Government Bans Physical Cash Collection for Revenue, Citing TSA Violations
ABUJA, NIGERIA — The Federal Government has taken a definitive step to enforce digital financial transparency by prohibiting all Ministries, Departments, and Agencies (MDAs) from collecting physical cash for revenue transactions.
The move comes in response to persistent violations of the existing e-payment and Treasury Single Account (TSA) policies, which are designed to centralize and secure government revenues.
The 45-Day Ultimatum
The directive was formally communicated through four treasury circulars, all dated November 24, and issued by the Office of the Accountant-General of the Federation (AGF). The circulars were signed by Shamseldeen Ogunjimi, the Accountant-General of the Federation.
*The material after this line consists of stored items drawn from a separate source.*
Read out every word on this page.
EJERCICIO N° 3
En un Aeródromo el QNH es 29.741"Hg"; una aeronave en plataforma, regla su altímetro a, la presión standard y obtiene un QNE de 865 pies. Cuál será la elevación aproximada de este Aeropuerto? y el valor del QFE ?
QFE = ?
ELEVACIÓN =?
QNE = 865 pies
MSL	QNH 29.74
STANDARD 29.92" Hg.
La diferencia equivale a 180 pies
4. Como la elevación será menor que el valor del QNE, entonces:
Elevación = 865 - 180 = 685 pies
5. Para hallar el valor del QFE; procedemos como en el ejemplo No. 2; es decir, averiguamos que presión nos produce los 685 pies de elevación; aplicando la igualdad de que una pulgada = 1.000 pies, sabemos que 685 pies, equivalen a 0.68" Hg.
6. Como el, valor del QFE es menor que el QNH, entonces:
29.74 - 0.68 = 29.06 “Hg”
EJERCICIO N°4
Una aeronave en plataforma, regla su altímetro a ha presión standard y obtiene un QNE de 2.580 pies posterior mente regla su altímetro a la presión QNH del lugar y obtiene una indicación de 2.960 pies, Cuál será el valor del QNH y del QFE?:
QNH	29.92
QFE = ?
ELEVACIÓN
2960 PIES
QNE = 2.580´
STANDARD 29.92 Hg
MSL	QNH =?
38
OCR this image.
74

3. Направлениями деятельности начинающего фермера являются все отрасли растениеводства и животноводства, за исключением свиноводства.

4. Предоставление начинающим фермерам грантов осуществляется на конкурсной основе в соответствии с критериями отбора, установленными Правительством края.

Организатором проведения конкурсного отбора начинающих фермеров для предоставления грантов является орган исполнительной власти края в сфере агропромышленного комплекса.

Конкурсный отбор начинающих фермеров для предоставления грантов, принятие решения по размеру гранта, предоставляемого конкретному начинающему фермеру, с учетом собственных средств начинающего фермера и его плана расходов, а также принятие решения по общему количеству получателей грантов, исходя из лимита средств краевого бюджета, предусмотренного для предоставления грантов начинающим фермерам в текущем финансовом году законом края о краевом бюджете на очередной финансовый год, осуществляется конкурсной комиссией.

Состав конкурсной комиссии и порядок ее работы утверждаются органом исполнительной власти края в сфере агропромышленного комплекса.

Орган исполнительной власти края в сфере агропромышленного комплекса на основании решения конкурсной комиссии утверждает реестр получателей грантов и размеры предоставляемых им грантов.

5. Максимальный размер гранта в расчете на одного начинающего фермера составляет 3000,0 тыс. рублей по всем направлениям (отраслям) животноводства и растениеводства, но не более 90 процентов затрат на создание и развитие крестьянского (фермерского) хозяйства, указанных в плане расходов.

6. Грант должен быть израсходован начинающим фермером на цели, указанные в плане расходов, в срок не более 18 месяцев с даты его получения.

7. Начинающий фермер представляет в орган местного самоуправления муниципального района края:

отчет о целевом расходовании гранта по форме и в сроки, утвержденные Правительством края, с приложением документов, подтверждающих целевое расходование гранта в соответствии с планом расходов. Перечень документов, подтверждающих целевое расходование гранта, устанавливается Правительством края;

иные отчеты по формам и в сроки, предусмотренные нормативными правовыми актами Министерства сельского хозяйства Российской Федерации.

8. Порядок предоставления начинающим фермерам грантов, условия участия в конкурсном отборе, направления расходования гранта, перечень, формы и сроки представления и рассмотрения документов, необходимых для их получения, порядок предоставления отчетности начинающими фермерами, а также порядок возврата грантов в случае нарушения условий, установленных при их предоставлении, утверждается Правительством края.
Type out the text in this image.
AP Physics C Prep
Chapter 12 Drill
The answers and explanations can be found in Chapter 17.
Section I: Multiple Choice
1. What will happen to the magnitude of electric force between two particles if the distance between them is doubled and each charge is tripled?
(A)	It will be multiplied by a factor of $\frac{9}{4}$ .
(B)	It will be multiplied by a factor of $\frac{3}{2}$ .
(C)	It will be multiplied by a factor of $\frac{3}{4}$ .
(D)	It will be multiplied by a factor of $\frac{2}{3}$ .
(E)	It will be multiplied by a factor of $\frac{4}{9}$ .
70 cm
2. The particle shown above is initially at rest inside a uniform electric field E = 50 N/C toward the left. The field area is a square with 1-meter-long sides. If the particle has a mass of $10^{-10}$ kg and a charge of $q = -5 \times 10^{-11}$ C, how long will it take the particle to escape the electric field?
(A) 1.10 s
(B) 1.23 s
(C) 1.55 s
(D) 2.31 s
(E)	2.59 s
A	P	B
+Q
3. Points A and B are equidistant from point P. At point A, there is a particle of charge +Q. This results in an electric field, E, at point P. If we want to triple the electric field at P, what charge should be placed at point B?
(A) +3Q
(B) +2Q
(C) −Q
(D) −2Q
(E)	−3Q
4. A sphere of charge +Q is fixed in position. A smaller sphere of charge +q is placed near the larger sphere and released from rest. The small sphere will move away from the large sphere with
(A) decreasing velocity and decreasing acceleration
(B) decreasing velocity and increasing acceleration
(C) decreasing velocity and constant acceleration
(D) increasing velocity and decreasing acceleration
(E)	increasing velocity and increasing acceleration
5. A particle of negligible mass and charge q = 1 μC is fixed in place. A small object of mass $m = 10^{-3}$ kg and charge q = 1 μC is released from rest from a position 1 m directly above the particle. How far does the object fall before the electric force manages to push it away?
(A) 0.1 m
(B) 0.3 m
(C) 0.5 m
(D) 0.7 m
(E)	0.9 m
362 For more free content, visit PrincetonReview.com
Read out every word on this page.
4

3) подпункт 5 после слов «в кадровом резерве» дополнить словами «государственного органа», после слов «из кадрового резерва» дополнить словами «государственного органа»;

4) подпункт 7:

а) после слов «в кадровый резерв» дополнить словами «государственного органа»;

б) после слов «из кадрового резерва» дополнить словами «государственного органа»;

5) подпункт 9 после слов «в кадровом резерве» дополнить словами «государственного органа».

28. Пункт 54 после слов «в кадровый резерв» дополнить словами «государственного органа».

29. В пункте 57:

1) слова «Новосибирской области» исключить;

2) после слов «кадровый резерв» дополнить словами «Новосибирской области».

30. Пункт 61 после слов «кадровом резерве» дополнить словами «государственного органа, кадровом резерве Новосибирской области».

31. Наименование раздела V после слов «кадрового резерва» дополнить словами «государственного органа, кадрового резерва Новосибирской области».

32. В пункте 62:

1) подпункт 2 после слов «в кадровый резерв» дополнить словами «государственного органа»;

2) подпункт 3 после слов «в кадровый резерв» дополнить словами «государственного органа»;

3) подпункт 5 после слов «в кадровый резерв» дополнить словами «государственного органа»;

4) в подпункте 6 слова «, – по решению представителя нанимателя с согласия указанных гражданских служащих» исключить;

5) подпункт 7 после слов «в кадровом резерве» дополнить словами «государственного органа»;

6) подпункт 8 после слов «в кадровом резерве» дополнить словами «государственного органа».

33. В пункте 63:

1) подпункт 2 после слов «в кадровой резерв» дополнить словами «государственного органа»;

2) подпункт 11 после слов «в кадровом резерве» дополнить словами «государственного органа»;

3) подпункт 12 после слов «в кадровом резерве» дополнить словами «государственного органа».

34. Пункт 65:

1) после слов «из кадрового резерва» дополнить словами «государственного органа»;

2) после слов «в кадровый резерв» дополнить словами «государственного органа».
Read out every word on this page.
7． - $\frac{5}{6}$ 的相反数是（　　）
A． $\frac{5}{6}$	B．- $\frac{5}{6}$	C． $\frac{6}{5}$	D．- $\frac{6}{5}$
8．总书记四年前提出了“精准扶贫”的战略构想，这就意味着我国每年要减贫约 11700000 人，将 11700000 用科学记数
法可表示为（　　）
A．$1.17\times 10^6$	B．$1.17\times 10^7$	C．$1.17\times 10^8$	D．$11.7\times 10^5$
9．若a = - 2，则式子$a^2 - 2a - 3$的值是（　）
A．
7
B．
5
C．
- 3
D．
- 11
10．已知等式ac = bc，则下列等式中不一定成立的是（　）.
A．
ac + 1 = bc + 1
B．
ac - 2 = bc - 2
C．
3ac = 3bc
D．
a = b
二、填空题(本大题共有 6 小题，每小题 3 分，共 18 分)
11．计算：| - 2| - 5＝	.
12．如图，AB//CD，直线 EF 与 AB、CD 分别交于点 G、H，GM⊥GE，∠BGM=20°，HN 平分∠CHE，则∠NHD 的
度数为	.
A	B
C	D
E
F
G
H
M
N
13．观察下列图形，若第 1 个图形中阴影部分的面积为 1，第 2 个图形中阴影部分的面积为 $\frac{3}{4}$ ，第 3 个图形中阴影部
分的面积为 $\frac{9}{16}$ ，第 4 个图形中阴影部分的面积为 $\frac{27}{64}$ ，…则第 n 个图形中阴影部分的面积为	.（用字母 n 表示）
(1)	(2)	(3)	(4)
To ensure immediate compliance, the MDAs have been given a strict 45-day deadline to fully implement the new policy by deploying appropriate Point of Sale (PoS) terminals and other electronic channels at all their collection points.
Reason for the Ban
Mr. Ogunjimi expressed deep concern in the circulars over the continued practice of physical cash collection at government revenue points, despite explicit guidelines issued in earlier circulars designed to mandate electronic collection methods.
The ban is intended to plug revenue leakages, improve accountability, and consolidate government funds through the TSA system, ensuring that all public finances are channeled transparently and directly to the Consolidated Revenue Fund. The reliance on cash has long been cited as a major vulnerability to corruption and financial mismanagement within government agencies.